As a mirror to the customer journey, a seamless approach, based on the same coaching leadership style without any friction, should be the ambition.
Effective coaching along the customer journey requires a coaching framework and process that mirrors the internal processes. Building coaching skills first is often overlooked but absolutely essential before you can scale coaching efforts and support with coaching technology.
Always be aware that sales coaching is often misinterpreted. It is a structured, question-based approach to identify areas of improvement in a deal, in an account, in a territory or in the funnel, or regarding specific skills and behaviors. It is not activity management or telling people what to do.
#5: Ensure that all digital transformation engines are perfectly aligned
Any digital transformation initiative has to cover all aspects of the business to be successful. And, as outlined above, the design point of effective digital transformation has to be centered around your customers, especially their customer journey(s), and that covers at least marketing, sales and customer success and service.
Usually, there are more streams in an overall digital transformation initiative that covers the entire organization. Ideally, these streams are organized by end-to-end processes and not by functions.
So, you want to make sure that your sales enablement engine is also aligned to the digital transformation programs that are focused on manufacturing, delivery, finance or HR.
Whatever is not aligned, integrated and connected at this point, by design, will run into further separation once digitized. And that needs to be avoided at all costs.
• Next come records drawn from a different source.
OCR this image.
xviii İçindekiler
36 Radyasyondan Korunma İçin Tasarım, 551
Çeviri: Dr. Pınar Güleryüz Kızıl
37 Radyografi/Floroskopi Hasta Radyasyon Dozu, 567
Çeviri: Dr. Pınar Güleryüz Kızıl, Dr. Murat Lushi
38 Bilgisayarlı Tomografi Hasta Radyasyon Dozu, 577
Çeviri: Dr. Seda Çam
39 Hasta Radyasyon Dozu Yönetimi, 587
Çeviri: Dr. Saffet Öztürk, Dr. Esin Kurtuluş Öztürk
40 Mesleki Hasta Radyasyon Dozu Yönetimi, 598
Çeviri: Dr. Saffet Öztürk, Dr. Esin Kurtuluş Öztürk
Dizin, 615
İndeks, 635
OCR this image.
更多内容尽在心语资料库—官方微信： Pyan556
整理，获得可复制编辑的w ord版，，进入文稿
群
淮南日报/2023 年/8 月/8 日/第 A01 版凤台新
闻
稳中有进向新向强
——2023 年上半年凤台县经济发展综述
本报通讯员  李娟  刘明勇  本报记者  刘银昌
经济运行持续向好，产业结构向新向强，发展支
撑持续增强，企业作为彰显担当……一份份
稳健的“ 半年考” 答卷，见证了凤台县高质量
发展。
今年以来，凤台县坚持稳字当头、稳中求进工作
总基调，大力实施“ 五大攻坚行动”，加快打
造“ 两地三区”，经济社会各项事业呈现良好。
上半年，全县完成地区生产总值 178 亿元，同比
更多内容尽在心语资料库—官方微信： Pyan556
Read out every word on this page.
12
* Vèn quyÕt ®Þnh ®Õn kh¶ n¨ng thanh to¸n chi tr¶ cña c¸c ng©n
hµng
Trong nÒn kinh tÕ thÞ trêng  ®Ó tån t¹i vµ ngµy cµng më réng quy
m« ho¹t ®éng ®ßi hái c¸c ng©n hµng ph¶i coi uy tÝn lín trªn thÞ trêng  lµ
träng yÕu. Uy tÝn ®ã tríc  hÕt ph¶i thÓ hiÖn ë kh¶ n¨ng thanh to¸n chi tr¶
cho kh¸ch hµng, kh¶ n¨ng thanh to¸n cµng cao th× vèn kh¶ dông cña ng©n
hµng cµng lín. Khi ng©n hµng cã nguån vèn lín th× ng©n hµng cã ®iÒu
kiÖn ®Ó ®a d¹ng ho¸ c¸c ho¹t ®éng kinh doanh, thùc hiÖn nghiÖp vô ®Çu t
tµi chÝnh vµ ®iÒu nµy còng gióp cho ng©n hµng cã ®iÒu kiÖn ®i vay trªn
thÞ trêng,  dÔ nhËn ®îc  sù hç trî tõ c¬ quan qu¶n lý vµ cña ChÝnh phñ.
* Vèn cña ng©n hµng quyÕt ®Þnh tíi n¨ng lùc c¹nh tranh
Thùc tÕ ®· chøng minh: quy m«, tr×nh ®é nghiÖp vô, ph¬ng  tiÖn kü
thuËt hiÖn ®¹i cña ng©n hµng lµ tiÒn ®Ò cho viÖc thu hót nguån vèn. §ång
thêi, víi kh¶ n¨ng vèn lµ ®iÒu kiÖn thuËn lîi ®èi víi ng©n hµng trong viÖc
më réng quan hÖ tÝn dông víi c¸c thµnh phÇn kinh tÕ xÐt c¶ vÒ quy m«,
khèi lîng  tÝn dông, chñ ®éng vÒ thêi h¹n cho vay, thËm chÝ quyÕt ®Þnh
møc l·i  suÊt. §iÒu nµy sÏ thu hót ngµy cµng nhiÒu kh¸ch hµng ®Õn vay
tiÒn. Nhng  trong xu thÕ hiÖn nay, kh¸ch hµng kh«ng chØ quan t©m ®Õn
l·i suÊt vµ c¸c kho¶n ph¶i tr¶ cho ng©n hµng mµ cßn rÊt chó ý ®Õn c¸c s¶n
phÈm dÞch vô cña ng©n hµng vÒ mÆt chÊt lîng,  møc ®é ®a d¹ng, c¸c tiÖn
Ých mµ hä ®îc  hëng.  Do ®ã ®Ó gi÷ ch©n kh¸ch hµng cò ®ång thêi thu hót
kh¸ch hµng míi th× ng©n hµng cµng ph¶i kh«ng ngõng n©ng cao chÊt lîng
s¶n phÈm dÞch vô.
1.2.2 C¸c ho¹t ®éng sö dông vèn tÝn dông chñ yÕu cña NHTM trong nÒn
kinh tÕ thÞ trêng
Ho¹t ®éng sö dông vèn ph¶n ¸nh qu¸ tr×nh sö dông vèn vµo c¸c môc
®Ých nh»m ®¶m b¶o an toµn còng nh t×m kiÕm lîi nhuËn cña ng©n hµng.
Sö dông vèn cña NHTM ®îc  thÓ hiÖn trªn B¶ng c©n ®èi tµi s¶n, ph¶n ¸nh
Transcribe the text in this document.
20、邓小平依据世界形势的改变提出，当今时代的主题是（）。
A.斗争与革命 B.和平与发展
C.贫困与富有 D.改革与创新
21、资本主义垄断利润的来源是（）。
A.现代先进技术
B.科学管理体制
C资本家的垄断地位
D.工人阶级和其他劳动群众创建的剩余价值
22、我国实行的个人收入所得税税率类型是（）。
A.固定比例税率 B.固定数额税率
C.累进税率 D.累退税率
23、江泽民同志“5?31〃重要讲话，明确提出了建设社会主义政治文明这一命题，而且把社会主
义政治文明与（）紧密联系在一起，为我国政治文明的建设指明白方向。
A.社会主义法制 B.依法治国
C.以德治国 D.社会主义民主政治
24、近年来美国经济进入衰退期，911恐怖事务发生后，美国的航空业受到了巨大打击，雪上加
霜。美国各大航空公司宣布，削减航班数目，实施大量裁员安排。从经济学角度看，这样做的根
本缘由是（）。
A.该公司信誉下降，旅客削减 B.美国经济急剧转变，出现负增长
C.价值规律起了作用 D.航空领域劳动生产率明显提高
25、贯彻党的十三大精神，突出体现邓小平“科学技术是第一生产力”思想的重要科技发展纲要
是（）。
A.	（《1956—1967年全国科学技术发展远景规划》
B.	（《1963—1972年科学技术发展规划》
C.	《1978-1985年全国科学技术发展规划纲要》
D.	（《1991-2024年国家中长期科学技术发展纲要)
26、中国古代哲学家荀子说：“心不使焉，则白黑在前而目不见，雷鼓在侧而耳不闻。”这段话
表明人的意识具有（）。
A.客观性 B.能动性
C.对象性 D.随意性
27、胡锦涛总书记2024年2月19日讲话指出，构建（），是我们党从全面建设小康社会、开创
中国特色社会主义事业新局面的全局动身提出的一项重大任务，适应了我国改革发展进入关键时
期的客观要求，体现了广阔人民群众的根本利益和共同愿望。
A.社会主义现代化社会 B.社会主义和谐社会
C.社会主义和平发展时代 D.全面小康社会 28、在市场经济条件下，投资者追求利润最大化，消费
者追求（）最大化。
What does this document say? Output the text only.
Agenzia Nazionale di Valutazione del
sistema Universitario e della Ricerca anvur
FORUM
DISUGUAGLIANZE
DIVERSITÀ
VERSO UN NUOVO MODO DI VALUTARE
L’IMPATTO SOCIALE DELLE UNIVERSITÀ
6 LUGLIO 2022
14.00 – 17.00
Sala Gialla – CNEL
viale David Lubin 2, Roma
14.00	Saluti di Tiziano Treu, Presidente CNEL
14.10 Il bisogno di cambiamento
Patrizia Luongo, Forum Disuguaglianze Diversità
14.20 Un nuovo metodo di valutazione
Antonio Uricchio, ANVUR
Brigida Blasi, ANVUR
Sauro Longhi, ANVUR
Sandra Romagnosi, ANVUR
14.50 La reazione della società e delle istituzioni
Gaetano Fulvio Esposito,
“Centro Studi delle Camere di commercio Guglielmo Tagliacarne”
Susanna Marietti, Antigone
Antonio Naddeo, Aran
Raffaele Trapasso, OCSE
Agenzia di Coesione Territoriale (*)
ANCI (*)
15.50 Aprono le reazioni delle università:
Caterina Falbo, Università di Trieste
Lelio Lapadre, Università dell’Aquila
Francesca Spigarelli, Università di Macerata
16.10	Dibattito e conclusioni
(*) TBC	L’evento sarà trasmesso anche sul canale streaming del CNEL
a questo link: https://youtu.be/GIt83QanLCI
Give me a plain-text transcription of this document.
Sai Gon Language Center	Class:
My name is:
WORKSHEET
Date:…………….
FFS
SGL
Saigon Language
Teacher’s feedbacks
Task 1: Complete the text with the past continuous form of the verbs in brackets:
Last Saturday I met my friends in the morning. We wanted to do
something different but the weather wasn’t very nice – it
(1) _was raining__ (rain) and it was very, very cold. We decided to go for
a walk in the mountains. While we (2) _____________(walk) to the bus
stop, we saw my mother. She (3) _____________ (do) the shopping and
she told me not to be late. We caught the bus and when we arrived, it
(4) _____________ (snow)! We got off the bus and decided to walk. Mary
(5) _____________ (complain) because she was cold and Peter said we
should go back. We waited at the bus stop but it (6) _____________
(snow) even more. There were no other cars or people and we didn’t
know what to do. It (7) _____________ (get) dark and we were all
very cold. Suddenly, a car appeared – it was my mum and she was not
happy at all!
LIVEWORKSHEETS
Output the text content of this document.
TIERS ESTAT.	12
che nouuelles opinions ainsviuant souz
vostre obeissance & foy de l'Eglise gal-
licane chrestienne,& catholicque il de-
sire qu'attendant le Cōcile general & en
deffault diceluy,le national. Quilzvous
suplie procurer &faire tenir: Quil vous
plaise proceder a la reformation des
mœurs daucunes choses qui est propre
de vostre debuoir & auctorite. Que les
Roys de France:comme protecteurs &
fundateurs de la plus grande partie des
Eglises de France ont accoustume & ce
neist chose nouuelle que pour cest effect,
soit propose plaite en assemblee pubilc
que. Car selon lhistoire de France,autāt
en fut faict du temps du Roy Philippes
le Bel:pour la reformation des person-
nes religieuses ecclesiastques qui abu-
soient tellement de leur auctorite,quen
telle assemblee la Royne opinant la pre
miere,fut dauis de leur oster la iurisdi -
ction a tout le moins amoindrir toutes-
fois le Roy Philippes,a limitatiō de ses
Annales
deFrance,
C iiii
Excellent customer experience can only be achieved if the buyer experience is seamless across all processes and functions your customers come into contact with throughout their customer life cycle.
With all pieces of the puzzle — both internally and across the customer journey — in alignment, you can better leverage sales enablement and make it your engine to drive digital transformation.
May you find the courage to uphold the vision and to implement it successfully, and be the change you want to see in your organization.